Publications

5 Questions: Demand for alts driving growth of interval funds
- December 1, 2021: Vol. 8, Number 11

5 Questions: Demand for alts driving growth of interval funds

by Mike Consol with Kimberly Flynn

Interval funds have been the talk of the private wealth business for several years, as retail investors seek to access alternative asset classes to diversify their portfolios. Among the private wealth professionals who have devoted a lot of their attention to interval funds and the role they play for the individual investor is Kimberly Flynn, managing director of alternative investments at XA Investments.

How are interval funds distinguished from mutual funds?
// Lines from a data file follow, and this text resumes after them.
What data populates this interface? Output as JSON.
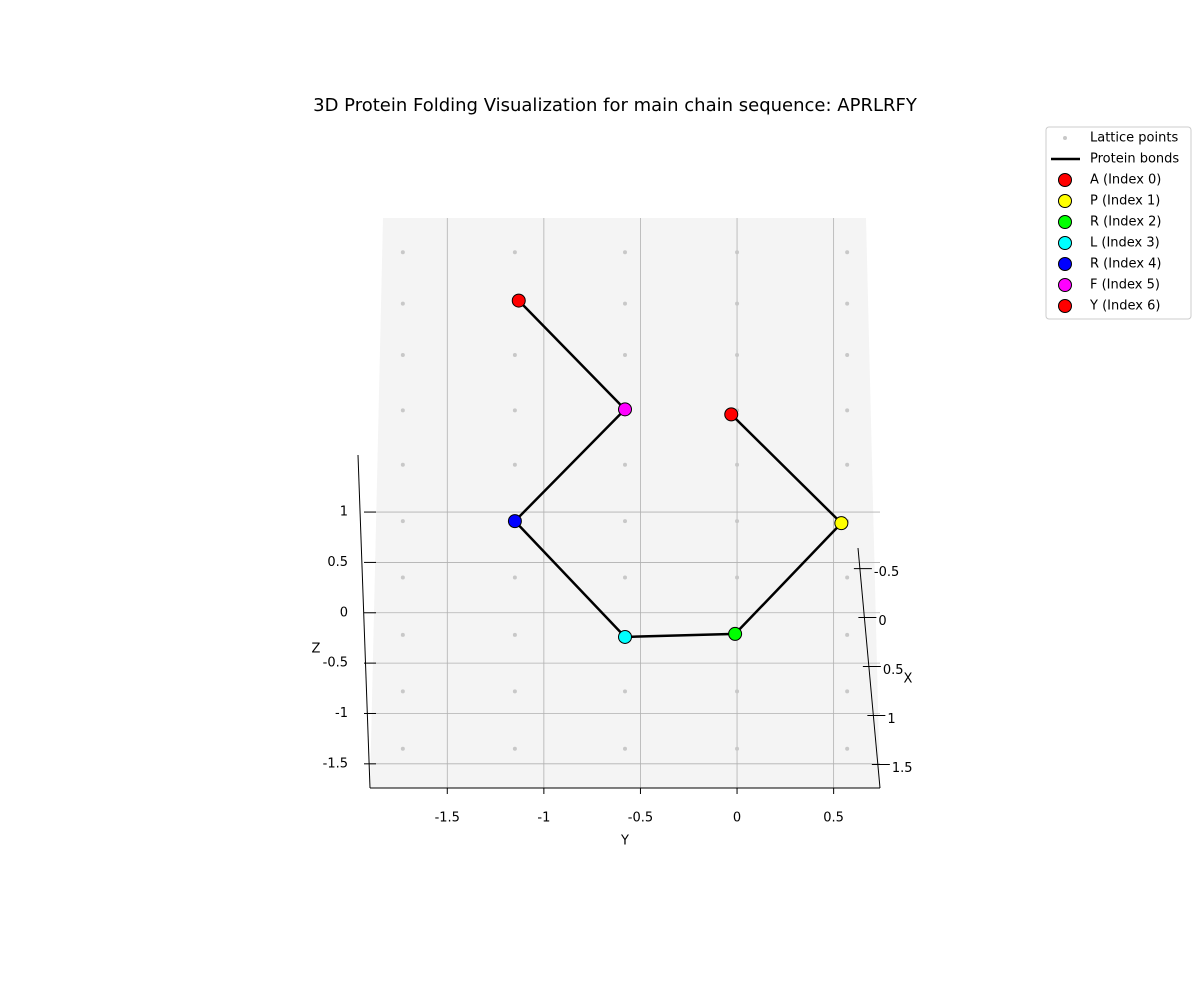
{
  "chart_data": {
    "type": "scatter3d",
    "title": "3D Protein Folding Visualization for main chain sequence: APRLRFY",
    "xlabel": "X",
    "ylabel": "Y",
    "zlabel": "Z",
    "xlim": [
      -0.71,
      1.74
    ],
    "xticks": [
      -0.5,
      0.0,
      0.5,
      1.0,
      1.5
    ],
    "ylim": [
      -1.9,
      0.74
    ],
    "yticks": [
      -1.5,
      -1.0,
      -0.5,
      0.0,
      0.5
    ],
    "zlim": [
      -1.74,
      3.92
    ],
    "zticks": [
      -1.5,
      -1.0,
      -0.5,
      0.0,
      0.5,
      1.0
    ],
    "grid": true,
    "legend": "upper right",
    "series": [
      {
        "name": "Lattice points",
        "kind": "dots",
        "color": "#c8c8c8",
        "y": [
          -1.73,
          -1.15,
          -0.58,
          0,
          0.57,
          -1.73,
          -1.15,
          -0.58,
          0,
          0.57,
          -1.73,
          -1.15,
          -0.58,
          0,
          0.57,
          -1.73,
          -1.15,
          -0.58,
          0,
          0.57,
          -1.73,
          -1.15,
          -0.58,
          0,
          0.57,
          -1.73,
          -1.15,
          -0.58,
          0,
          0.57,
          -1.73,
          -1.15,
          -0.58,
          0,
          0.57,
          -1.73,
          -1.15,
          -0.58,
          0,
          0.57,
          -1.73,
          -1.15,
          -0.58,
          0,
          0.57,
          -1.73,
          -1.15,
          -0.58,
          0,
          0.57
        ],
        "z": [
          3.58,
          3.58,
          3.58,
          3.58,
          3.58,
          3.07,
          3.07,
          3.07,
          3.07,
          3.07,
          2.56,
          2.56,
          2.56,
          2.56,
          2.56,
          2.01,
          2.01,
          2.01,
          2.01,
          2.01,
          1.47,
          1.47,
          1.47,
          1.47,
          1.47,
          0.91,
          0.91,
          0.91,
          0.91,
          0.91,
          0.35,
          0.35,
          0.35,
          0.35,
          0.35,
          -0.22,
          -0.22,
          -0.22,
          -0.22,
          -0.22,
          -0.78,
          -0.78,
          -0.78,
          -0.78,
          -0.78,
          -1.35,
          -1.35,
          -1.35,
          -1.35,
          -1.35
        ]
      },
      {
        "name": "Protein bonds",
        "kind": "line",
        "color": "#000000",
        "y": [
          -0.03,
          0.54,
          -0.01,
          -0.58,
          -1.15,
          -0.58,
          -1.13
        ],
        "z": [
          1.97,
          0.89,
          -0.21,
          -0.24,
          0.91,
          2.02,
          3.1
        ]
      },
      {
        "name": "A (Index 0)",
        "kind": "marker",
        "color": "#ff0000",
        "y": [
          -0.03
        ],
        "z": [
          1.97
        ]
      },
      {
        "name": "P (Index 1)",
        "kind": "marker",
        "color": "#ffff00",
        "y": [
          0.54
        ],
        "z": [
          0.89
        ]
      },
      {
        "name": "R (Index 2)",
        "kind": "marker",
        "color": "#00ff00",
        "y": [
          -0.01
        ],
        "z": [
          -0.21
        ]
      },
      {
        "name": "L (Index 3)",
        "kind": "marker",
        "color": "#00ffff",
        "y": [
          -0.58
        ],
        "z": [
          -0.24
        ]
      },
      {
        "name": "R (Index 4)",
        "kind": "marker",
        "color": "#0000ff",
        "y": [
          -1.15
        ],
        "z": [
          0.91
        ]
      },
      {
        "name": "F (Index 5)",
        "kind": "marker",
        "color": "#ff00ff",
        "y": [
          -0.58
        ],
        "z": [
          2.02
        ]
      },
      {
        "name": "Y (Index 6)",
        "kind": "marker",
        "color": "#ff0000",
        "y": [
          -1.13
        ],
        "z": [
          3.1
        ]
      }
    ]
  }
}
Interval funds are a type of U.S. registered closed-end fund built to house illiquid alternative assets. In contrast to private funds which typically house alternatives, interval funds offer investors a number of protections and conveniences commonly associated with mutual funds, such as low minimums, 1099s and board oversight. Interval funds share several mutual fund features, including a continuous offering of shares and periodic redemption of shares directly by the fund. To facilitate alternatives, interval funds do not permit daily redemptions but instead offer quarterly redemptions through a tender offer. As such, interval fund investors must consider the appropriate time horizon for alternatives, which is longer than for mutual funds. Interval funds have higher fees in line with higher expected returns than mutual funds.

Why are interval funds increasing in popularity?

Given the challenges of traditional investing today — near peak equity market valuations while bond yields remain anchored near record lows — interval funds are rising in popularity as investors seek to diversify their portfolios. The appeal of interval funds is driven by increasing investor demand for private and uncorrelated assets. In contrast to the largely disappointing liquid alt mutual fund trend in the 2010-2015 period, interval fund adoption is expected to continue growing in future years because the product structure is a better fit for illiquid alternatives, such as private equity where retail investors have limited access.

How should investors evaluate interval funds and potential client portfolio fit?

To properly assess an interval fund, one must consider the portfolio manager’s experience and ability to meet the fund’s objectives. Since the interval fund market is relatively young, most funds have short track records, usually less than three years. Therefore, the assessment of the management team and their experience with similar strategies is critical. A growing crop of interval funds is income-oriented and pays attractive levels of current cash flows. When investing with a long-term horizon, it can be helpful to receive distributions while patiently waiting for higher levels of total return over time.

Investors should also evaluate an interval fund’s overall asset mix to determine if the fund has sufficient liquidity to pay distributions and meet quarterly tenders. Interval fund sponsors should not oversell the liquidity features of the fund. While the interval fund structure helps restrict the buy high/sell low panicked behavior of investors, those same investors do not like being gated. Interval funds are an attractive addition to the portfolio for investors with longer investment horizons, higher risk tolerance and fewer liquidity needs.

What types of interval funds are available in the market today?

Interval funds include a wide array of alternative strategies, including both public and private investments. Credit and real estate funds hold the top two positions as the most popular categories based on net assets. Credit funds include a variety of strategies such as directly originated loans, corporate bonds, asset-backed securities, commercial real estate loans, government and municipal obligations, convertible and preferred securities, derivatives, and others. Equity, including hedge fund strategies, holds third place, followed by insurance-linked securities. The interval market has expanded in recent years to include a number of private equity-focused funds. Expect to see more of a focus on sustainable funds and venture capital in the coming year.

How do you see the interval fund market evolving over the next five years?

While the interval fund market has grown quickly, the evolution of the systems and operations to support the market have not. Emerging fintech managers and fund administrators are leading the way to automate certain aspects of interval fund operations, including the front-end subscription process and the back-end tender offer process for liquidity. The asset management industry revolves around the infrastructure set up in the 1980s to support the mutual fund market and 401(k) platforms. In the next five years, because of these anticipated technology and operational advancements, expect to see the widespread adoption and use of interval funds by financial advisers and their clients.